Profundity, Spirituality and Drugs

I define spiritual experiences to be those involving particular sets of mental states: including the experience of transcendence, peace, bliss, trance, sublimity, and profundity.

These mental states are available outside of a religious context. Some folks who haven’t experienced them via religion don’t even group them together meaningfully. I tend to, because they are all states that I accessed through religious activities, that were pleasurable, and that were different (in scale or kind) to my every-day experience.

Profundity I think is especially significant. Grant Morrison in his essay “Pop Magic!” encourages intentional profundity as a way to access the magical realm in every-day objects. Jean Harrell’s “Profundity” draws direct lines from James’s Varieties of Religious Experience to her criteria of what makes profundity (chapter 6). I have previously written about the role that investment has in the experience of profundity. I think many rituals generate their religious impact through engendering a sense of profundity.

We can make a prediction based on this idea. If we look at repeatable contexts in which people experience heightened profundity outside religion, we should find that those contexts are also used or evoked in a religious context to heighten the sense of profundity, and thus the religious experience.

One such context, I’ve been researching recently, is drug use. In particular there are a couple of groups of narcotics that are often reported as engendering sensations of profundity: cannabinoids, and hallucinogens. It is a strong cultural cliche that stoners find everything profound, and countless hippes and musicians attest to finding profound insights during a good LSD trip.

I suspect, then, it isn’t a coincidence that just about all the entheogens (drugs used ritually by a religious group) I could find documented were in these groups.

A few examples:

Cannabis is most famously used by Rastafari, but as Bhang is also associated with Shiva in Hinduism, and some Santo Daime use it as a healing herb (their more common drug is below).

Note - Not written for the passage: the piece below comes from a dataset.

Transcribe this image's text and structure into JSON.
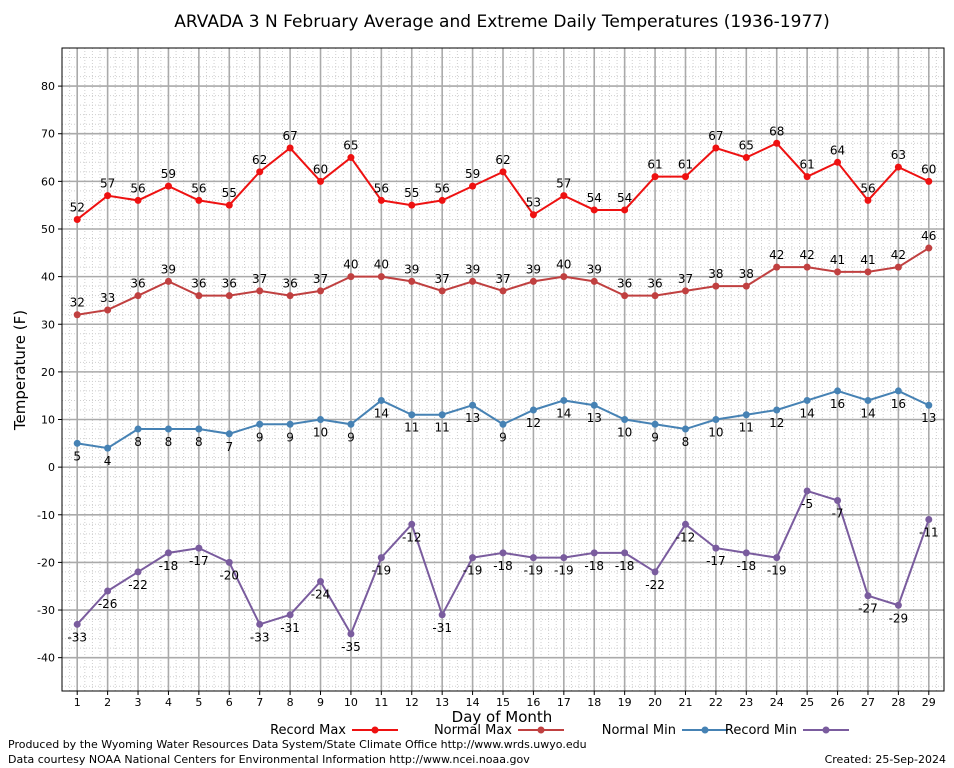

Hallucinogens are even more frequently used. Santo Daime’s primary drug ayahuasca is an example, consumption of which during extended rituals is known as “The Work” by adherents. Kastomists use a hallucinogenic tree plant root in their rituals. Peyote (mescalin) has been traditionally used by the Huichol Indians as an entheogen.

The only exception to these drugs, that I could find, is the ritual use of alcohol in some religions (in the Christian Eucharist, for example, or Cake and Ale in Gardnerian wicca, or Toasting in Asatru), and Khat (an amphetamine) used by some East-african groups. I could not find any claims that either were entheogens, however: that their narcotic effects actually produce or enable religious experience. If you know better, please correct me.

Even if this were not exclusively true, I think the pattern is distinct. Religious experience and the experience of profundity are linked: religious experience can engender profundity, and a narcotic cause of profundity can heighten religious experience.